The National Association of Home Builders/First American Leading Markets Index (LMI) released this week showed that 45 markets saw a year-over-year net gain.
The index's nationwide score ticked up to .95, meaning that based on current permit, price and employment data, the nationwide average is running at 95% of normal economic and housing activity. Meanwhile, 86% of markets have shown an improvement year-over-year.
"Housing markets continue to recover gradually, edging along by a firming economy, solid job creation and low mortgage interest rates," said NAHB Chairman Ed Brady, a home builder and developer from Bloomington, Ill. "We expect the housing sector to improve at a slow, but steady pace throughout the year."
Added NAHB Chief Economist Robert Dietz: "Among the LMI components, house prices continue to make the most widespread gains, with 324 markets having returned to or exceeded their last normal levels. Meanwhile, 66 metros have reached or exceeded normal employment activity.

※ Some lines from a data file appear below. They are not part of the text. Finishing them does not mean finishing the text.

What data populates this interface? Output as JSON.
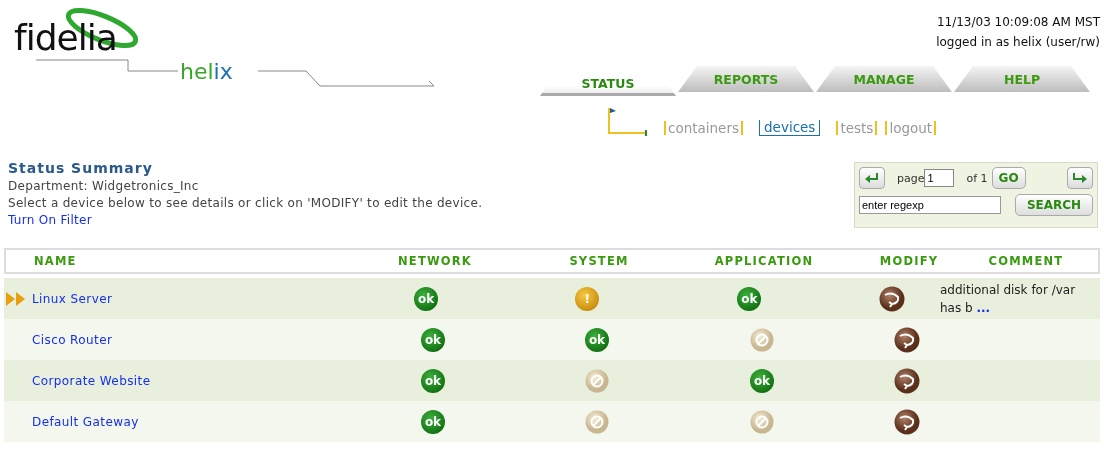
{
  "logo": {
    "brand": "fidelia",
    "product_parts": [
      "hel",
      "ix"
    ]
  },
  "session": {
    "datetime": "11/13/03 10:09:08 AM MST",
    "user": "logged in as helix (user/rw)"
  },
  "tabs": [
    {
      "label": "STATUS",
      "selected": true
    },
    {
      "label": "REPORTS",
      "selected": false
    },
    {
      "label": "MANAGE",
      "selected": false
    },
    {
      "label": "HELP",
      "selected": false
    }
  ],
  "subnav": [
    {
      "label": "containers",
      "selected": false
    },
    {
      "label": "devices",
      "selected": true
    },
    {
      "label": "tests",
      "selected": false
    },
    {
      "label": "logout",
      "selected": false
    }
  ],
  "summary": {
    "title": "Status Summary",
    "department": "Department:  Widgetronics_Inc",
    "instructions": "Select a device below to see details or click on 'MODIFY' to edit the device.",
    "filter_link": "Turn On Filter"
  },
  "pager": {
    "page_label": "page",
    "page_value": "1",
    "of_label": "of 1",
    "go": "GO",
    "search_value": "enter regexp",
    "search": "SEARCH"
  },
  "table": {
    "columns": [
      "NAME",
      "NETWORK",
      "SYSTEM",
      "APPLICATION",
      "MODIFY",
      "COMMENT"
    ],
    "rows": [
      {
        "name": "Linux Server",
        "selected": true,
        "statuses": [
          {
            "kind": "ok",
            "symbol": "ok"
          },
          {
            "kind": "warning",
            "symbol": "!"
          },
          {
            "kind": "ok",
            "symbol": "ok"
          }
        ],
        "comment": "additional disk for /var has b",
        "more": "..."
      },
      {
        "name": "Cisco Router",
        "selected": false,
        "statuses": [
          {
            "kind": "ok",
            "symbol": "ok"
          },
          {
            "kind": "ok",
            "symbol": "ok"
          },
          {
            "kind": "none"
          }
        ]
      },
      {
        "name": "Corporate Website",
        "selected": false,
        "statuses": [
          {
            "kind": "ok",
            "symbol": "ok"
          },
          {
            "kind": "none"
          },
          {
            "kind": "ok",
            "symbol": "ok"
          }
        ]
      },
      {
        "name": "Default Gateway",
        "selected": false,
        "statuses": [
          {
            "kind": "ok",
            "symbol": "ok"
          },
          {
            "kind": "none"
          },
          {
            "kind": "none"
          }
        ]
      }
    ]
  }
}
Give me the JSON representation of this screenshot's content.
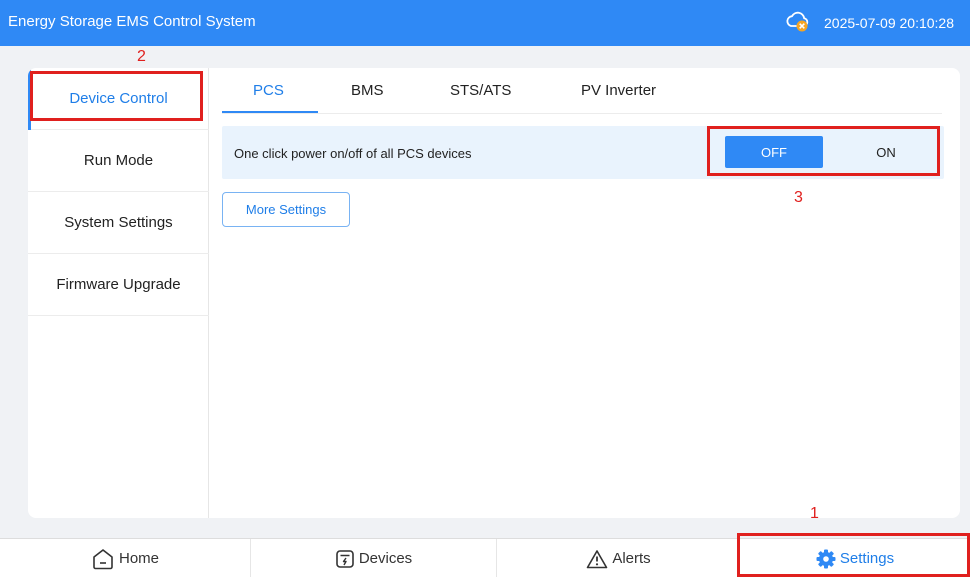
{
  "header": {
    "title": "Energy Storage EMS Control System",
    "datetime": "2025-07-09 20:10:28",
    "status_icon": "cloud-offline-icon",
    "colors": {
      "header_bg": "#2f89f5",
      "accent": "#1f7ee8",
      "warning": "#f5a524",
      "annotation": "#e0201e"
    }
  },
  "sidebar": {
    "items": [
      {
        "label": "Device Control",
        "active": true
      },
      {
        "label": "Run Mode"
      },
      {
        "label": "System Settings"
      },
      {
        "label": "Firmware Upgrade"
      }
    ]
  },
  "tabs": [
    {
      "label": "PCS",
      "active": true
    },
    {
      "label": "BMS"
    },
    {
      "label": "STS/ATS"
    },
    {
      "label": "PV Inverter"
    }
  ],
  "power": {
    "label": "One click power on/off of all PCS devices",
    "off_label": "OFF",
    "on_label": "ON",
    "selected": "OFF"
  },
  "more_settings_label": "More Settings",
  "bottom_nav": [
    {
      "label": "Home",
      "icon": "home-icon"
    },
    {
      "label": "Devices",
      "icon": "devices-icon"
    },
    {
      "label": "Alerts",
      "icon": "alert-icon"
    },
    {
      "label": "Settings",
      "icon": "gear-icon",
      "active": true
    }
  ],
  "annotations": [
    "1",
    "2",
    "3"
  ]
}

"Single-family permits have inched up to 49% of normal activity, but remain the lagging part of the index," he said.
Kurt Pfotenhauer, vice chairman of First American Title Insurance Company, which co-sponsors the LMI report, agreed.
"More than 80% of all metros saw their Leading Markets Index increase or hold steady over the quarter, an important sign that the housing market is heading in the right direction," he said.
San Jose continued to lead the list of major metros on the LMI, along with Baton Rouge, La., Austin, Texas; Honolulu and Houston. Rounding out the top 10 were Oklahoma City; Los Angeles; Nashville, Tenn.; Charleston, S.C.; and Salt Lake City.
Looking at smaller metros, both Midland and Odessa, Texas, have LMI scores of 2.0 or better, meaning that their markets are now at double their strength prior to the recession. Also at the top of the list of smaller metros are Manhattan, Kan; Walla Walla, Wash. and Wheeling, W.Va.
The LMI identifies those areas that are now approaching and exceeding their previous normal levels of economic and housing activity.
Approximately 340 metro areas are scored by taking their average permit, price and employment levels for the past 12 months and dividing each by their annual average over the last period of normal growth.
For single-family permits and home prices, 2000-2003 is used as the last normal period, and for employment, 2007 is the base comparison. The three components are then averaged to provide an overall score for each market; a national score is calculated based on national measures of the three metrics. An index value above one indicates that a market has advanced beyond its previous normal level of economic activity.